Actually this is not a new point of view. Paul Haenle, Director of Carnegie-Tsinghua Center for Global Policy, wrote in the Financial Times on October 8, 2013, that “China’s rise to global leadership means rhetoric and vetoes are no longer enough”. He meant that China should side with the US.

An article “Middle East Oil Fuels Fresh China-U.S. Tensions” in Wall Street Journal two days later claimed that China and other oil-consuming nations have benefited as Washington spent billions of dollars a year to police chokepoints like the Strait of Hormuz and other volatile parts of the Middle East to ensure oil flow around the globe.

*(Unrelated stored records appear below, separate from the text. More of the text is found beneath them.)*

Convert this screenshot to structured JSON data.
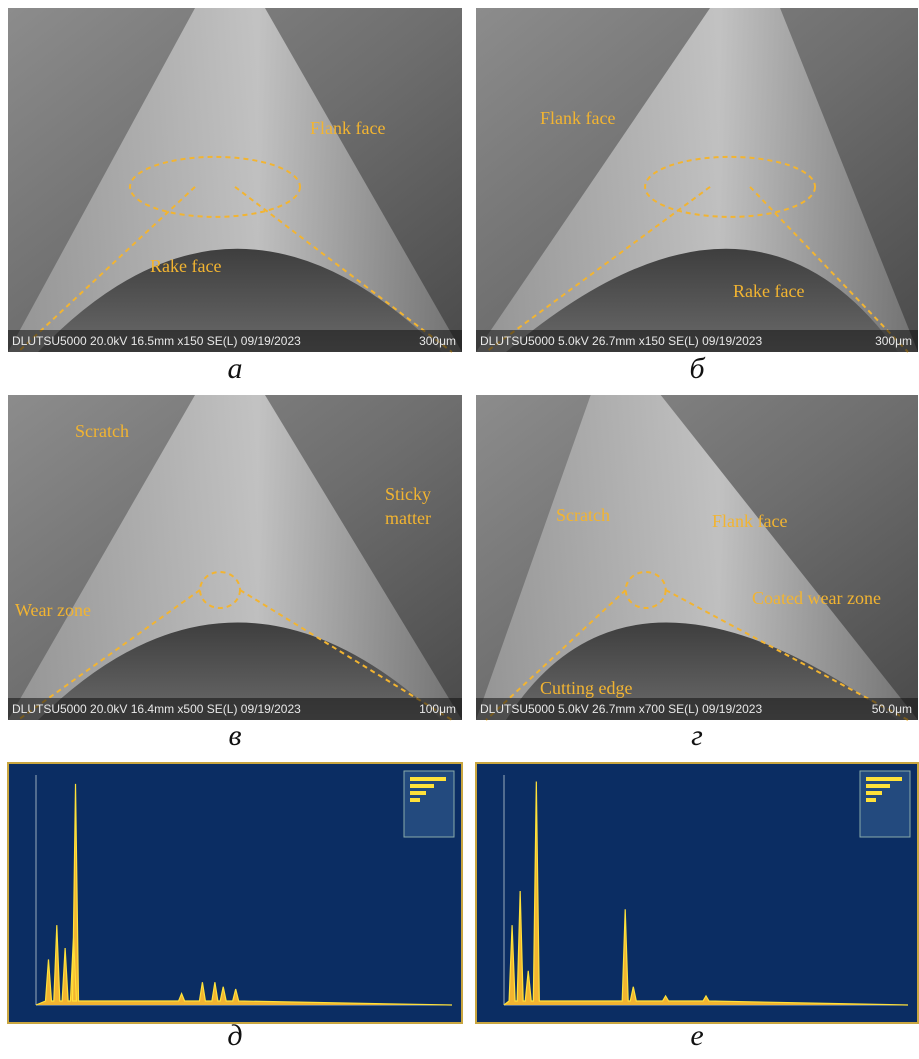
{
  "panels": [
    {
      "label": "а",
      "info": "DLUTSU5000 20.0kV 16.5mm x150 SE(L) 09/19/2023",
      "scale": "300μm",
      "annotations": [
        "Flank face",
        "Rake face"
      ]
    },
    {
      "label": "б",
      "info": "DLUTSU5000 5.0kV 26.7mm x150 SE(L) 09/19/2023",
      "scale": "300μm",
      "annotations": [
        "Flank face",
        "Rake face"
      ]
    },
    {
      "label": "в",
      "info": "DLUTSU5000 20.0kV 16.4mm x500 SE(L) 09/19/2023",
      "scale": "100μm",
      "annotations": [
        "Scratch",
        "Sticky",
        "matter",
        "Wear zone"
      ]
    },
    {
      "label": "г",
      "info": "DLUTSU5000 5.0kV 26.7mm x700 SE(L) 09/19/2023",
      "scale": "50.0μm",
      "annotations": [
        "Scratch",
        "Flank face",
        "Coated wear zone",
        "Cutting edge"
      ]
    },
    {
      "label": "д"
    },
    {
      "label": "е"
    }
  ]
}
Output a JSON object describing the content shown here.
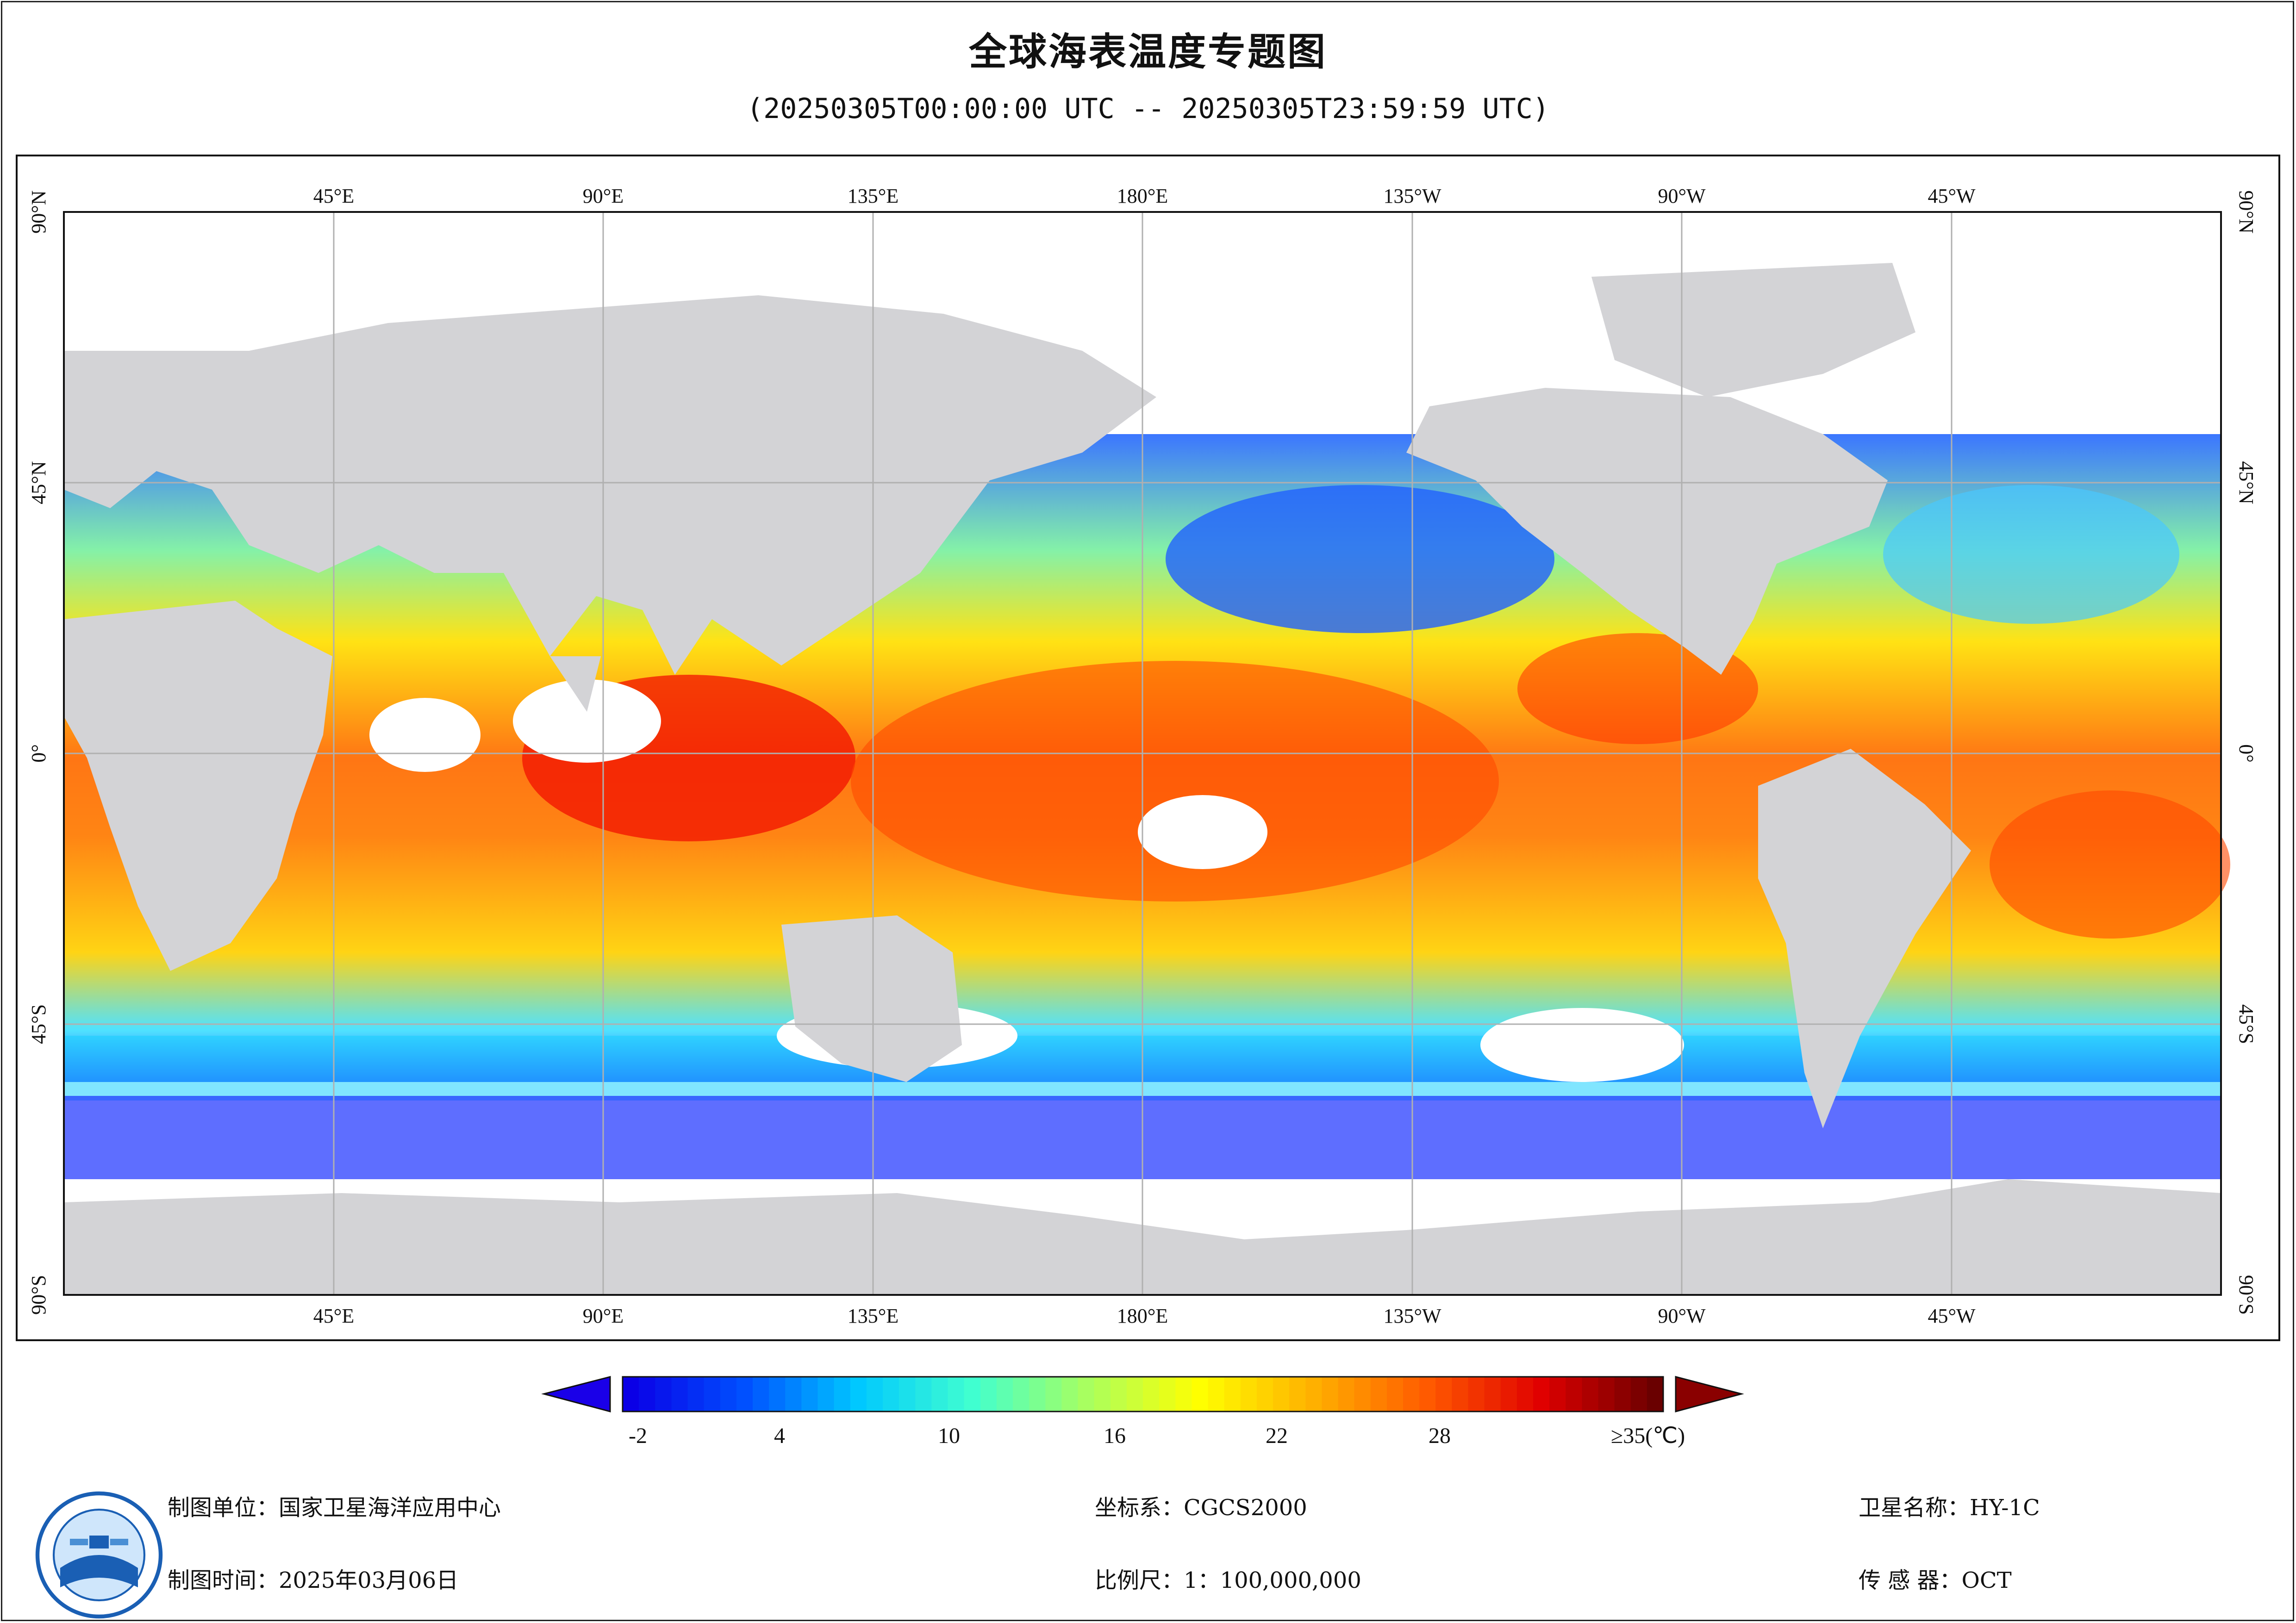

Though these arguments have some traction in the international community, they are actually based on series of false assumptions on the roles of China and the US. And China’s image as a “free rider” in the Middle East is a result of fabrication.

This argument is firstly based on the false assumption that the US had been a provider of global security in the last decade, which is questionable in itself. It might be true that the US played a positive role in the Middle East in the 1990s. The US led multinational forces to drive Saddam Hussein from Kuwait back to Iraq; the US tried to make efforts to promote peace process between Israel and Palestine.

But unfortunately, the US was rather a provider of insecurity in the decade since 2001 when George Bush was in the White House. With the two wars in Afghanistan and Iraq, the US not only destroyed the domestic order of the two countries, but also further undermined regional security and stability, as indicated by the domestic tensions in Iraq and Afghanistan, as well as regional conflicts. The resurgence of the Taliban in Afghanistan and the emergence of ISIL in Iraq are outcomes of the two wars.

Being prudent in the use of military force might prove to be the right lesson that Barack Obama learned from his predecessor. But that does not mean the Obama’s administration should not be responsible for regional turmoil. Shortly after taking office, Obama decided to withdraw forces from Iraq. It is wrong to intervene in Iraq’s internal issues by military means, but it is equally irresponsible to withdraw forces from Iraq when Iraq’s security forces are far from being prepared. How can the US just leave the mess behind? It is the same with Afghanistan.

Though President Obama has sufficiently demonstrated his reluctance in intervening in Syria’s domestic affairs, he is strongly “committed to stand on the right side of history”, which greatly fueled Syria’s domestic tensions. And it is just by taking advantage of Syria’s civil war that ISIS has been able to increase its strengths.